R package for MRtree.
MRtree for Multi-resolution Reconciled tree, is a post clustering procedure to build cluster hierarchy based on flat clustering obtained for multi-resolutions. The tool is developed for single-cell RNAseq clustering analysis to identify sub-cell types. It can couple with many popular clustering tools such as Seurat.

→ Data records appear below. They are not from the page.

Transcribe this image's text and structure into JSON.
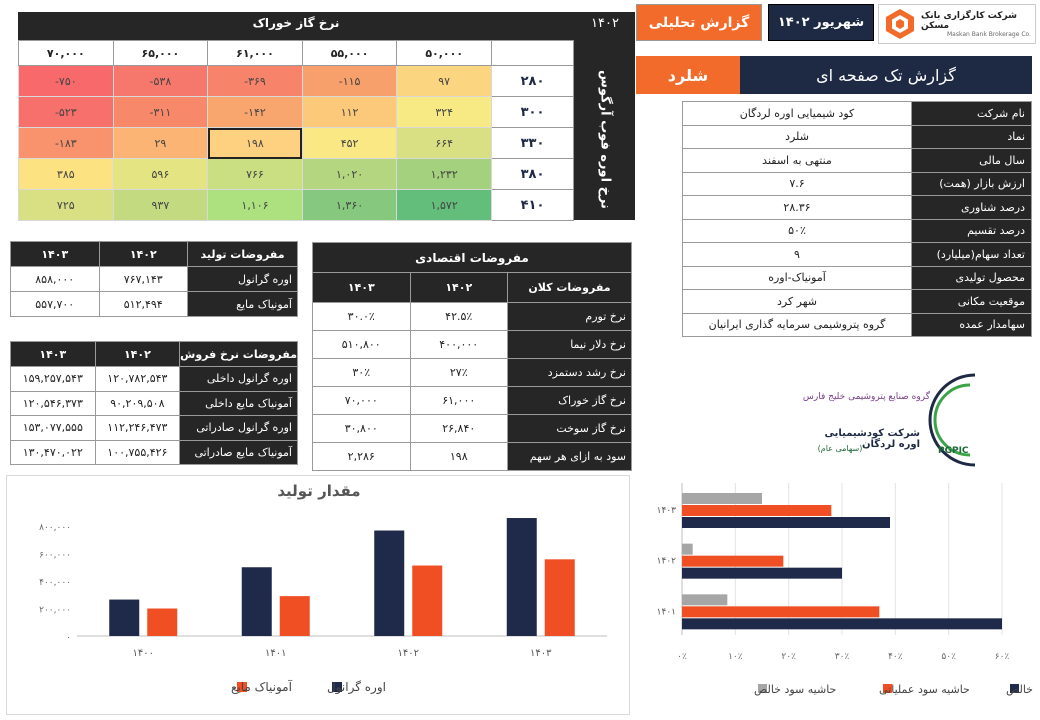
{
  "header": {
    "company": "شرکت کارگزاری بانک مسکن",
    "company_en": "Maskan Bank Brokerage Co.",
    "date": "شهریور ۱۴۰۲",
    "report_type": "گزارش تحلیلی",
    "report_title": "گزارش تک صفحه ای",
    "symbol": "شلرد"
  },
  "info_table": [
    {
      "label": "نام شرکت",
      "value": "کود شیمیایی اوره لردگان"
    },
    {
      "label": "نماد",
      "value": "شلرد"
    },
    {
      "label": "سال مالی",
      "value": "منتهی به اسفند"
    },
    {
      "label": "ارزش بازار (همت)",
      "value": "۷.۶"
    },
    {
      "label": "درصد شناوری",
      "value": "۲۸.۳۶"
    },
    {
      "label": "درصد تقسیم",
      "value": "۵۰٪"
    },
    {
      "label": "تعداد سهام(میلیارد)",
      "value": "۹"
    },
    {
      "label": "محصول تولیدی",
      "value": "آمونیاک-اوره"
    },
    {
      "label": "موقعیت مکانی",
      "value": "شهر کرد"
    },
    {
      "label": "سهامدار عمده",
      "value": "گروه پتروشیمی سرمایه گذاری ایرانیان"
    }
  ],
  "sensitivity": {
    "year": "۱۴۰۲",
    "col_title": "نرخ گاز خوراک",
    "row_title": "نرخ اوره فوب آرگوس",
    "cols": [
      "۵۰,۰۰۰",
      "۵۵,۰۰۰",
      "۶۱,۰۰۰",
      "۶۵,۰۰۰",
      "۷۰,۰۰۰"
    ],
    "rows": [
      {
        "label": "۲۸۰",
        "cells": [
          "۹۷",
          "-۱۱۵",
          "-۳۶۹",
          "-۵۳۸",
          "-۷۵۰"
        ]
      },
      {
        "label": "۳۰۰",
        "cells": [
          "۳۲۴",
          "۱۱۲",
          "-۱۴۲",
          "-۳۱۱",
          "-۵۲۳"
        ]
      },
      {
        "label": "۳۳۰",
        "cells": [
          "۶۶۴",
          "۴۵۲",
          "۱۹۸",
          "۲۹",
          "-۱۸۳"
        ]
      },
      {
        "label": "۳۸۰",
        "cells": [
          "۱,۲۳۲",
          "۱,۰۲۰",
          "۷۶۶",
          "۵۹۶",
          "۳۸۵"
        ]
      },
      {
        "label": "۴۱۰",
        "cells": [
          "۱,۵۷۲",
          "۱,۳۶۰",
          "۱,۱۰۶",
          "۹۳۷",
          "۷۲۵"
        ]
      }
    ],
    "colors": [
      [
        "#fbd57f",
        "#f8a06c",
        "#f6836a",
        "#f6776b",
        "#f8696b"
      ],
      [
        "#f7e984",
        "#fbc979",
        "#f9a66e",
        "#f7886a",
        "#f8706b"
      ],
      [
        "#d9e083",
        "#f9e884",
        "#fdd17f",
        "#fbb473",
        "#f8936d"
      ],
      [
        "#a3d17e",
        "#b5d680",
        "#cade82",
        "#e4e483",
        "#fde282"
      ],
      [
        "#64be7b",
        "#86c87d",
        "#ade07f",
        "#c4da81",
        "#d9e083"
      ]
    ]
  },
  "production": {
    "title": "مفروضات تولید",
    "years": [
      "۱۴۰۲",
      "۱۴۰۳"
    ],
    "rows": [
      {
        "label": "اوره گرانول",
        "v1402": "۷۶۷,۱۴۳",
        "v1403": "۸۵۸,۰۰۰"
      },
      {
        "label": "آمونیاک مایع",
        "v1402": "۵۱۲,۴۹۴",
        "v1403": "۵۵۷,۷۰۰"
      }
    ]
  },
  "sales": {
    "title": "مفروضات نرخ فروش",
    "years": [
      "۱۴۰۲",
      "۱۴۰۳"
    ],
    "rows": [
      {
        "label": "اوره گرانول داخلی",
        "v1402": "۱۲۰,۷۸۲,۵۴۳",
        "v1403": "۱۵۹,۲۵۷,۵۴۳"
      },
      {
        "label": "آمونیاک مایع داخلی",
        "v1402": "۹۰,۲۰۹,۵۰۸",
        "v1403": "۱۲۰,۵۴۶,۳۷۳"
      },
      {
        "label": "اوره گرانول صادراتی",
        "v1402": "۱۱۲,۲۴۶,۴۷۳",
        "v1403": "۱۵۳,۰۷۷,۵۵۵"
      },
      {
        "label": "آمونیاک مایع صادراتی",
        "v1402": "۱۰۰,۷۵۵,۴۲۶",
        "v1403": "۱۳۰,۴۷۰,۰۲۲"
      }
    ]
  },
  "economic": {
    "title": "مفروضات اقتصادی",
    "col_label": "مفروضات کلان",
    "years": [
      "۱۴۰۲",
      "۱۴۰۳"
    ],
    "rows": [
      {
        "label": "نرخ تورم",
        "v1402": "۴۲.۵٪",
        "v1403": "۳۰.۰٪"
      },
      {
        "label": "نرخ دلار نیما",
        "v1402": "۴۰۰,۰۰۰",
        "v1403": "۵۱۰,۸۰۰"
      },
      {
        "label": "نرخ رشد دستمزد",
        "v1402": "۲۷٪",
        "v1403": "۳۰٪"
      },
      {
        "label": "نرخ گاز خوراک",
        "v1402": "۶۱,۰۰۰",
        "v1403": "۷۰,۰۰۰"
      },
      {
        "label": "نرخ گاز سوخت",
        "v1402": "۲۶,۸۴۰",
        "v1403": "۳۰,۸۰۰"
      },
      {
        "label": "سود به ازای هر سهم",
        "v1402": "۱۹۸",
        "v1403": "۲,۲۸۶"
      }
    ]
  },
  "logo": {
    "line1": "گروه صنایع پتروشیمی خلیج فارس",
    "line2": "شرکت کودشیمیایی اوره لردگان",
    "line3": "(سهامی عام)",
    "brand": "PGPIC"
  },
  "chart_data": [
    {
      "type": "bar",
      "title": "مقدار تولید",
      "categories": [
        "۱۴۰۰",
        "۱۴۰۱",
        "۱۴۰۲",
        "۱۴۰۳"
      ],
      "series": [
        {
          "name": "اوره گرانول",
          "color": "#1f2a4a",
          "values": [
            265000,
            500000,
            767143,
            858000
          ]
        },
        {
          "name": "آمونیاک مایع",
          "color": "#f04e23",
          "values": [
            200000,
            290000,
            512494,
            557700
          ]
        }
      ],
      "yticks": [
        "۰",
        "۲۰۰,۰۰۰",
        "۴۰۰,۰۰۰",
        "۶۰۰,۰۰۰",
        "۸۰۰,۰۰۰"
      ],
      "ylim": [
        0,
        800000
      ],
      "legend": "bottom"
    },
    {
      "type": "bar",
      "orientation": "horizontal",
      "categories": [
        "۱۴۰۱",
        "۱۴۰۲",
        "۱۴۰۳"
      ],
      "series": [
        {
          "name": "حاشیه سود ناخالص",
          "color": "#1f2a4a",
          "values": [
            0.6,
            0.3,
            0.39
          ]
        },
        {
          "name": "حاشیه سود عملیاتی",
          "color": "#f04e23",
          "values": [
            0.37,
            0.19,
            0.28
          ]
        },
        {
          "name": "حاشیه سود خالص",
          "color": "#a6a6a6",
          "values": [
            0.085,
            0.02,
            0.15
          ]
        }
      ],
      "xticks": [
        "۰٪",
        "۱۰٪",
        "۲۰٪",
        "۳۰٪",
        "۴۰٪",
        "۵۰٪",
        "۶۰٪"
      ],
      "xlim": [
        0,
        0.6
      ],
      "legend": "bottom"
    }
  ]
}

@article{10.1093/nar/gkab481,
author = {Peng, Minshi and Wamsley, Brie and Elkins, Andrew G and Geschwind, Daniel H and Wei, Yuting and Roeder, Kathryn},
title = "{Cell type hierarchy reconstruction via reconciliation of multi-resolution cluster tree}",
journal = {Nucleic Acids Research},
volume = {49},
number = {16},
pages = {e91-e91},
year = {2021},
month = {06},
abstract = "{A wealth of clustering algorithms are available for single-cell RNA sequencing (scRNA-seq) data to enable the identification of functionally distinct subpopulations that each possess a different pattern of gene expression activity. Implementation of these methods requires a choice of resolution parameter to determine the number of clusters, and critical judgment from the researchers is required to determine the desired resolution. This supervised process takes significant time and effort. Moreover, it can be difficult to compare and characterize the evolution of cell clusters from results obtained at one single resolution. To overcome these challenges, we built Multi-resolution Reconciled Tree (MRtree), a highly flexible tree-construction algorithm that generates a cluster hierarchy from flat clustering results attained for a range of resolutions. Because MRtree can be coupled with most scRNA-seq clustering algorithms, it inherits the robustness and versatility of a flat clustering approach, while maintaining the hierarchical structure of cells. The constructed trees from multiple scRNA-seq datasets effectively reflect the extent of transcriptional distinctions among cell groups and align well with levels of functional specializations among cells. Importantly, application to fetal brain cells identified subtypes of cells determined mainly by maturation states, spatial location and terminal specification.}",
issn = {0305-1048},
doi = {10.1093/nar/gkab481},
url = {https://doi.org/10.1093/nar/gkab481},
eprint = {https://academic.oup.com/nar/article-pdf/49/16/e91/40358662/gkab481.pdf},
}
First, make sure to install all the dependent packages indicated in the DESCRIPTION
file.
mrtree
package can then be installed through devtools
in R with the following commands,
library("devtools")
devtools::install_github("pengminshi/mrtree")
mrtree
provides wrappers for multiple clustering functions (see vignette 1). The required packages for respective clustering methods are only required if the method is needed. This avoids the overloading dependencies.
Please follow the vignette 1 for an example of using this R package with Seurat and SC3 on a simulated dataset, and vignette 2 for the analysis on a mouse brain data.